Going through change and transitions isn’t easy, and some of the reasons this even gets more complex are – EXPECTATIONS & RESISTANCE.
Expectation – a strong belief that something will happen or be the case in the future; a belief that someone will or should achieve something.
We learn to have expectations since childhood. Our parents, caregivers, teachers and society fill our brains with messages and definitions on how’s, what’s and why’s that slowly but steady, shape our thoughts and perception. We’re basically told how to think, what to expect, how to live and why we should follow.
Certainly, we all benefit from teachings of social behavior and values that help us live in harmony with each other. But the definition of how to live, what to do and why is for you to discover, not to follow.
You’ll take disappointment out of the equation when you get rid of expectations. Because, the reality is, no one is in charge of your life, but yourself. So, whatever happens in your life is because you are creating and/or allowing; we all should really understand this. It isn’t about the actions or decisions others do or did, but what you do to turn around however those actions or decisions may have impacted your life. Everything else are excuses, perhaps rooted in immaturity, victimization, fear or ignorance. Blaming others or blaming out of hand circumstances, is nothing but a waste of time.
What if we changed the concept of expectations and instead of putting our fate in outside events or others, we put that fate in ourselves? What if we stop expecting outcomes with fixed ideas and labels about everything we do, say or happens to us?
Have intentions, not expectations. The first turn-around you can do in your life with regards on expectations is to replace them with intentions.
What not having expectations means? It certainly doesn’t mean living without dreams, goals or desires…
It means, taking off the heavy weight of all that doesn’t serve you:
- fixed ideas and tags of shoulds and shouldn’ts
- distorted beliefs
- fear and misconception of what happiness and success are
In doing so, you will alleviate the self-inducted pain that comes with judgement and resistance.
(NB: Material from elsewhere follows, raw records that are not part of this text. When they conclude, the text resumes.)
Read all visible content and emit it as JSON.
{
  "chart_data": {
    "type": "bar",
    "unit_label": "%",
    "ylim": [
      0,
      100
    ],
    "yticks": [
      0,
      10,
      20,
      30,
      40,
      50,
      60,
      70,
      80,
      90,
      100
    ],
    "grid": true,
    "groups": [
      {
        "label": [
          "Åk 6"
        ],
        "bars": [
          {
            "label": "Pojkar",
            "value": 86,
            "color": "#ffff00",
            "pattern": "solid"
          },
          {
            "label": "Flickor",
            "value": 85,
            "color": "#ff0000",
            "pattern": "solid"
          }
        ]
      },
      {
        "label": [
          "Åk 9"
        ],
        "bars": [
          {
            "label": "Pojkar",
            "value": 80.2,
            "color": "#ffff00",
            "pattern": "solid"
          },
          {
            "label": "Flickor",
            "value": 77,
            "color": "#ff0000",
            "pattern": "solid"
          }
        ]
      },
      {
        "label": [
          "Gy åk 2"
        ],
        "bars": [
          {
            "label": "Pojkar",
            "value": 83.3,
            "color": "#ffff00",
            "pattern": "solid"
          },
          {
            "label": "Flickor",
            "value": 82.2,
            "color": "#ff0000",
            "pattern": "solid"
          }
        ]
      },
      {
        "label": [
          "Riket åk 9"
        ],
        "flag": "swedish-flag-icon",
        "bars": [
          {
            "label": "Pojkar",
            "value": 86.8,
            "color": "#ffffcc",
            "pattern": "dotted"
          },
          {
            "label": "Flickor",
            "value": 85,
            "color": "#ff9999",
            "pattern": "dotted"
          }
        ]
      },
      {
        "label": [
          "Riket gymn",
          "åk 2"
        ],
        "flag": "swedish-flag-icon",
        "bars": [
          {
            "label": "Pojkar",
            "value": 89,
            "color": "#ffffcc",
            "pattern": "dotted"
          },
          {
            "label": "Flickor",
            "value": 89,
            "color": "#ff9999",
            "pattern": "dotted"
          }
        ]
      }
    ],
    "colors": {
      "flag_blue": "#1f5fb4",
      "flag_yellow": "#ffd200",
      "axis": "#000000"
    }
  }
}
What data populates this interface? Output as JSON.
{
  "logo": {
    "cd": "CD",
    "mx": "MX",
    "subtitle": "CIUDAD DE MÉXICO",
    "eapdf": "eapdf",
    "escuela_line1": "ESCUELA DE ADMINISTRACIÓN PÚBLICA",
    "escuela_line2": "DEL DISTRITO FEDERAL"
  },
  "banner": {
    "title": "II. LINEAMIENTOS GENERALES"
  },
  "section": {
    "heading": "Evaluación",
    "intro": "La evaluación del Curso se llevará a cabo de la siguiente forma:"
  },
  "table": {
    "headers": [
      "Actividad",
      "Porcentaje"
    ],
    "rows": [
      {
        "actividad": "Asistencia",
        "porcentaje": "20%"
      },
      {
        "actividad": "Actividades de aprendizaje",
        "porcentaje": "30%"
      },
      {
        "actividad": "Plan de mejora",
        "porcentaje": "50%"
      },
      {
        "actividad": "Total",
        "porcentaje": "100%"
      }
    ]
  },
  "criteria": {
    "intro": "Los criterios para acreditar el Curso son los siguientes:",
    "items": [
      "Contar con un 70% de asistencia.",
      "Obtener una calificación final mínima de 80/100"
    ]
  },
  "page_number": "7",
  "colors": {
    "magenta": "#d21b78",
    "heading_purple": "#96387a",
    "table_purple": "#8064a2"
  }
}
Give it a try to intend rather than expect. Get actively involved in the outcome of your life, rather than becoming a simple spectator who lives kneeled down to fate. Waiting for something to happen, expecting life to unfold a certain way, people behave a certain way. Expecting your children to recognize and appreciate your sleepless nights and self-giving actions, and call them ungrateful when they don’t; expecting your spouse to read your mind and know ahead of time your needs and dreams, only to feel disappointed or unloved when he/she doesn’t; expecting for your boss to know when to reward your effective efforts, and get demotivated when it doesn’t happen; expecting your friends to know you better, and be upset when they don’t. Expectations lead to disappointment because they nurture false ways of thinking.
Living with intention means getting involved in your life’s outcomes. Visualize and nurture what you can co-create and reap the benefits of feeling happier, fulfilled, appreciated, loved, and experience a greater sense of wellbeing. Understanding your role as co-creator in your life is powerful.
Malika Chopra, teaches us what living with intent means – “when you live with intent, you learn to consciously plant the seeds of your dreams, water them, and nurture them along the way. You learn to appreciate the gifts of the moment, and to stop, slow down, and take a much-needed breath.”
Plant the seeds of what you most want and nurture them every day.